Davutoğlu ise konuşmasına Yapıcıoğlu’na misafirperverlikleri için teşekkür ederek başladı. Davutoğlu, Gazze’deki soykırıma değinerek, “İnsanlık suçu işlediği uluslararası mahkemelerce teyit edilmiş bir yönetim ve onun başındaki Netanyahu büyük bir insanlık suçu işleyerek katliamlarına devam ediyor. Bölgede büyük bir infial var; insanlar fevç fevç Gazze’ye gitme amacındalar. Çünkü Gazze ile dayanışma artık bir Ortadoğu bölgesinde yaşamanın, Müslüman olmanın gereği olmaktan çoktan çıktı, insan olmanın gereği haline dönüştü. Netanyahu, hedefinde hangi ülke olduğunu açık bir şekilde gösterdi. Yaptığı basın toplantısında Osmanlı Devleti’nin bir daha kurulamayacağını ilan etti. Osmanlı Devleti’nin kaderini bir takım emperyalistlerin çizdiği haritalar belirlemiş olabilir ama Osmanlı Devleti’nin mirasını temsil eden bizlerin kaderini asla siyonist bir devletin başbakanı belirlemeyecektir.” ifadelerini kullandı.

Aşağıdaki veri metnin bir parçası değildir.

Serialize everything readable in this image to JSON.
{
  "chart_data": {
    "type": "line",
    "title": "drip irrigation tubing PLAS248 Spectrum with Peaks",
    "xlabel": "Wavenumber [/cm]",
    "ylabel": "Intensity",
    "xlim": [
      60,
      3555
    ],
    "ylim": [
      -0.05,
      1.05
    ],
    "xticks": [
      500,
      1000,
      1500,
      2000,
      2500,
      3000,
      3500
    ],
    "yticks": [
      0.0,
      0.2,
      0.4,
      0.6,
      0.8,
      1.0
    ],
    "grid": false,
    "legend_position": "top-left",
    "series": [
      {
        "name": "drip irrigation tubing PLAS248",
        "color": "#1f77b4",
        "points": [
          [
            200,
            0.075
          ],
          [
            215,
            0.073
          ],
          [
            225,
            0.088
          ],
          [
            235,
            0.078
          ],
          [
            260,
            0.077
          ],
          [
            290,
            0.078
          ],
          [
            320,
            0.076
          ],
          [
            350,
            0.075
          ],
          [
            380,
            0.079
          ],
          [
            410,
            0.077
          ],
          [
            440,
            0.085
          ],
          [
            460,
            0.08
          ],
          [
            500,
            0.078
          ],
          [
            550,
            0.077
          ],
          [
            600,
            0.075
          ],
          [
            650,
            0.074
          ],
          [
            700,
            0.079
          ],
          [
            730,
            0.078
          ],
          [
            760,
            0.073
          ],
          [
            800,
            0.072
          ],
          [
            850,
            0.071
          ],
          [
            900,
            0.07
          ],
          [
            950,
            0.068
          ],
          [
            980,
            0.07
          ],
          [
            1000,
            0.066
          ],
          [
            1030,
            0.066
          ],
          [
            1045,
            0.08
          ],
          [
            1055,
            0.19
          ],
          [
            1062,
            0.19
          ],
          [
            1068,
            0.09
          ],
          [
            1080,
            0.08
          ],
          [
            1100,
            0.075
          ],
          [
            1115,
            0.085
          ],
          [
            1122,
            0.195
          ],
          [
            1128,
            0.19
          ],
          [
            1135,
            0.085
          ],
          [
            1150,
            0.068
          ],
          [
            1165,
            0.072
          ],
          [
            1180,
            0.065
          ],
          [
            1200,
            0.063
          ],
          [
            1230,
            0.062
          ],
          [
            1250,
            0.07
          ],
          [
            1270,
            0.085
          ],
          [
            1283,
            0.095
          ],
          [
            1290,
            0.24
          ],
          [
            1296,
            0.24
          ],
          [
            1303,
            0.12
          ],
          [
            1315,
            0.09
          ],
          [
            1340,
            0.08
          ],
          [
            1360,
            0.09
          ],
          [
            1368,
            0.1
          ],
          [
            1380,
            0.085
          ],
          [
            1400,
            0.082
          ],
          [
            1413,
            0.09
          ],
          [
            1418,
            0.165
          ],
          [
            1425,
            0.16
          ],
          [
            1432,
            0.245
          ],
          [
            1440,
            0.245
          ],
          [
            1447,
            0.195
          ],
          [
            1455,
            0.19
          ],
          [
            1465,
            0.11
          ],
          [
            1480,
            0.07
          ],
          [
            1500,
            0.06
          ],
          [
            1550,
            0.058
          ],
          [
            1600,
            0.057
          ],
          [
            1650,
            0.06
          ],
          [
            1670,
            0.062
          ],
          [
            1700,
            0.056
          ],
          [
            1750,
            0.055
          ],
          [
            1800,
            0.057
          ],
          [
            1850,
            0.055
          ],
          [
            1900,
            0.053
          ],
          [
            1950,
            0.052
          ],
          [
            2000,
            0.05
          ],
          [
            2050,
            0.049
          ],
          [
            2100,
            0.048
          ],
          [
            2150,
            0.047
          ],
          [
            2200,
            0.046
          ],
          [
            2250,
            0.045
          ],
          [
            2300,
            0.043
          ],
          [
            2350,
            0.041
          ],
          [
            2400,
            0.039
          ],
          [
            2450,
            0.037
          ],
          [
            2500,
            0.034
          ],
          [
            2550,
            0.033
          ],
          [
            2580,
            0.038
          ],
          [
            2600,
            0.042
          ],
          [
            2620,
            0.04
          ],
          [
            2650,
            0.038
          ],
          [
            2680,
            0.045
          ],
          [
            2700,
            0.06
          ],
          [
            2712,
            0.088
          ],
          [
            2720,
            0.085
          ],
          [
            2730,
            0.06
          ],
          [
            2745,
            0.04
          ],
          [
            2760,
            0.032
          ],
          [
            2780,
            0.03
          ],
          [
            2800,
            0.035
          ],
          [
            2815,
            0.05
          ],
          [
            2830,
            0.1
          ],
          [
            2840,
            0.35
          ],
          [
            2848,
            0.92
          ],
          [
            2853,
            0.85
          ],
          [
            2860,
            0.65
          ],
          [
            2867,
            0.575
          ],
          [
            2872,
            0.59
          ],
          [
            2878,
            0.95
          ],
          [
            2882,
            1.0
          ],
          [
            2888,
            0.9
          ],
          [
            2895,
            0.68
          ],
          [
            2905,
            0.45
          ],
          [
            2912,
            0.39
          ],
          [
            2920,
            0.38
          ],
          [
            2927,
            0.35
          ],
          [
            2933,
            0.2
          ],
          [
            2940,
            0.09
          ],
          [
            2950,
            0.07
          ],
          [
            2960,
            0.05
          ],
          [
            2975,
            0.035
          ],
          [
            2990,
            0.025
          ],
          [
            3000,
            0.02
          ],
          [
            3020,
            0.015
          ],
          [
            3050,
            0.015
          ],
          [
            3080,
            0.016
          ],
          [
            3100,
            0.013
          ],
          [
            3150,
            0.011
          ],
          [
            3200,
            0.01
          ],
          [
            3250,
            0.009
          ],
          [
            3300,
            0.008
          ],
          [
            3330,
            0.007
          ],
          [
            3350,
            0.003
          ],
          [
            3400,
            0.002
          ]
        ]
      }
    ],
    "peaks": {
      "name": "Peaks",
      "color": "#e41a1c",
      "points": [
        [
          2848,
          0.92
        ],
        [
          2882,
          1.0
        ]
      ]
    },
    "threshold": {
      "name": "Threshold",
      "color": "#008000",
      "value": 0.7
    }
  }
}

“Anayasa demokratik hukuk devleti ilkesine dayalı olması lazım”

Yeni anayasa tartışmalarıyla ilgili de konuşan Davutoğlu, Türkiye’nin halen, 12 Eylül darbesi sonrası yazılmış bir anayasa ile yönetildiğini belirtti. Davutoğlu, sözlerine şöyle devam etti:

“İktidar tarafından tekrardan gündeme getirilen anayasa değişiminin 2017’de olduğu gibi Türkiye’yi daha da otoriterleştiren, otoriter karakteri daha da keskinleştiren ‘Cumhurbaşkanı Hükümet Sistemi’ gibi benzer sonuçlara yol açmayacak şekilde gerçekleşmesi lazım. Gerçekten anayasada aradığımız temel niteliklerin ne olduğu konusunda anlaşmamız lazım. Anayasa; güçler ayrılığı ilkesine dayalı, demokratik hukuk devleti ilkesine dayalı, Türkiye’de toplumsal hukuku koruyucu bir anayasa olması lazım.  Anayasa toplumsal mutabakatı bir toplum sözleşmesi gibi yansıtması lazım. Bu anlamda baktığımızda Türkiye’de hiç kimsenin Türkiye’nin başkentinin Ankara olması, marşın İstiklal Marşı olmasını, bayrağımızın ay yıldız konusunda bir şüphesi olduğu kanaatinde değilim.”